By the time mom was done, her daughter’s countenance had fallen in lock step with the tears that were silently streaming down her face and her body language reverted to what I imagined it looking like the last time she tried to share her truth with someone.  I and everyone else in the room could see “the sequel” to the movie we’d watched only moments earlier taking shape before their eyes. You see, mom had completely missed the point, as had I and countless others before (and after her):  When it comes to human interaction, perception is reality.  Put more simply, two people can hear the same words in a conversation or experience the same events and walk away from them with very different truths – neither one of which is truer or more real than the other.  Each is its holder’s reality about what just occurred.  In our illustration, for example, mom and dad could have had the best of intentions for saying what they said or doing what they did to their daughter, but it was her perception of those words or actions that became her truth and framed the feelings and, in some instances, behaviors that flowed from them.  That truth and those feelings are deserving of validation – however “misaligned” they may with our own truth.  If they are judged instead, especially if they are judged harshly, they will be “swallowed” with ever increasing regularity and replaced with silence.

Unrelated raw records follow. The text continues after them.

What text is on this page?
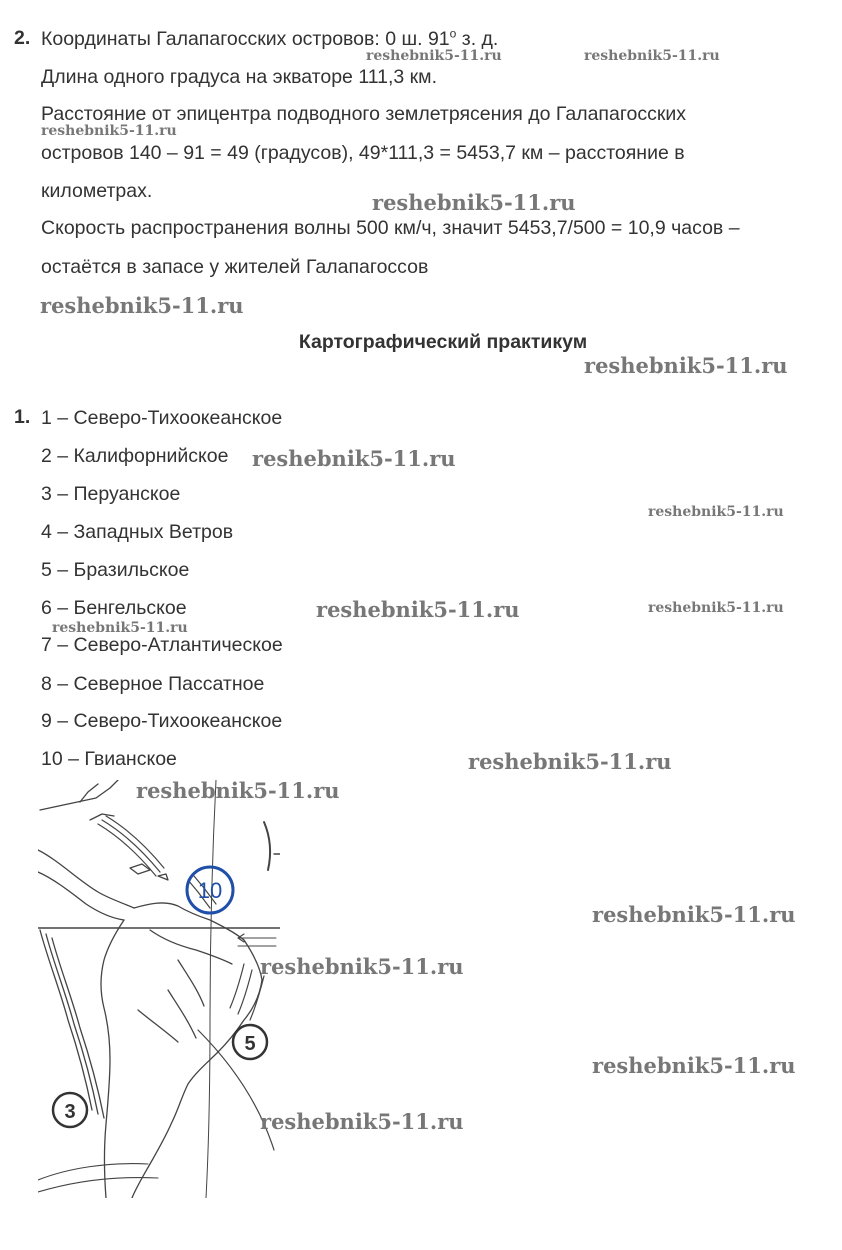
2. Координаты Галапагосских островов: 0 ш. $91^о$ з. д.
Длина одного градуса на экваторе 111,3 км.
Расстояние от эпицентра подводного землетрясения до Галапагосских
островов 140 – 91 = 49 (градусов), 49*111,3 = 5453,7 км – расстояние в
километрах.
Скорость распространения волны 500 км/ч, значит 5453,7/500 = 10,9 часов –
остаётся в запасе у жителей Галапагоссов
Картографический практикум
1. 1 – Северо-Тихоокеанское
2 – Калифорнийское
3 – Перуанское
4 – Западных Ветров
5 – Бразильское
6 – Бенгельское
7 – Северо-Атлантическое
8 – Северное Пассатное
9 – Северо-Тихоокеанское
10 – Гвианское
10
5
3
reshebnik5-11.ru	reshebnik5-11.ru
reshebnik5-11.ru
reshebnik5-11.ru
reshebnik5-11.ru
reshebnik5-11.ru
reshebnik5-11.ru
reshebnik5-11.ru
reshebnik5-11.ru	reshebnik5-11.ru
reshebnik5-11.ru
reshebnik5-11.ru
reshebnik5-11.ru
reshebnik5-11.ru
reshebnik5-11.ru
reshebnik5-11.ru
reshebnik5-11.ru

How should mom have handled this situation – for that matter how should any of us respond to a solicited or unsolicited truth that doesn’t jive with our own whether it’s in a therapy room, the family room, the marital bedroom, the lunch room or the corner coffee store?  In my fantasy, mom would have paused long enough to allow her daughter’s words to find their way to her soul and then greeted them with compassion and a few of her own:  “Thank you for sharing your heart with me.  It’s obvious you’re in a great deal of pain – and it hurts me to know that something I did or said may have contributed to your sadness.  I can assure you, I never intended my words or actions to cause you harm and I’m sorry you interpreted/experienced them the way you did.  I only wish you had felt comfortable enough to tell me the truth about how they made you feel at that moment, so that I could’ve tried to correct any misunderstanding.  I want to work on our relationship, so that both of us can learn to share our truths in a more open, loving and constructive way.  In the meantime, I want to encourage you to continue to use your voice to speak your truth – always.”

In a perfect world, maybe she even seals it with a hug – okay, let’s not get too crazy!